Jean-Yves Beziau

Swiss National Science Foundation - Switzerland

The main philosophical ideas behind universal logic will be discussed: the analogy and difference with universal algebra, the key role of the notion of structure, the rejection of axioms and so on.
We will explain in particular what is the difference between this approach and the
traditional one.
We will describe various kinds of logical structures through a historical survey (Tarski's consequence operator, Hertz's Satzsysteme, etc).
Completeness will be given as an example of general theorem that can be re-presented  by cleary making the distinction between the particular and the universal.

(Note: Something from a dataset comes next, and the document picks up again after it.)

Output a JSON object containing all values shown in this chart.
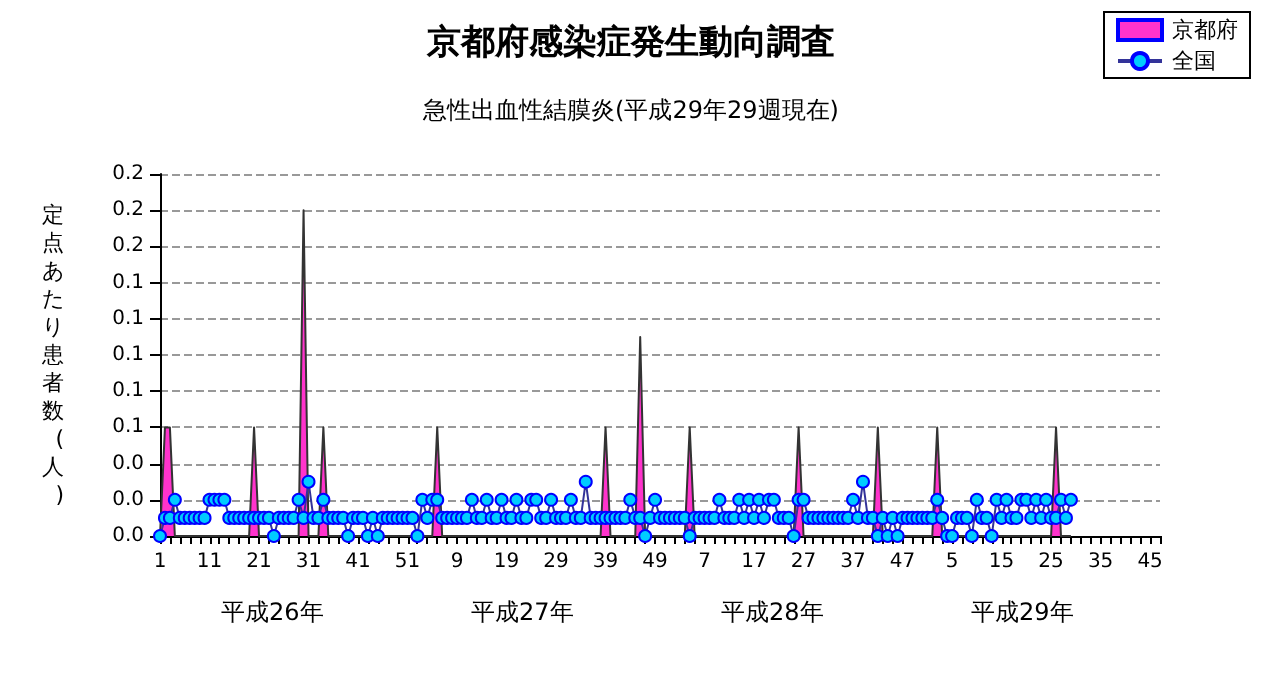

We will present the main mathematical challenges raised by universal logic and  its philosophical import through some central problems such as combination of logics, translation and equivalence  between logics.
References
J.-Y.Beziau, "Universal Logic", in Logica'94,  T.Childers & O.Majer (eds), Czech
Academy of Sciences, Prague, 1994, pp.73-93.
J.-Y.Beziau, Researches on Universal Logic, PhD, University Denis Diderot,
Paris, 1995.
J.-Y.Beziau, "From paraconsistent logic to universal logic", Sorites, 12 (2001), pp.5-32.
J.-Y.Beziau (ed), Logica Universalis, Birkhaueser, Basel, 2005.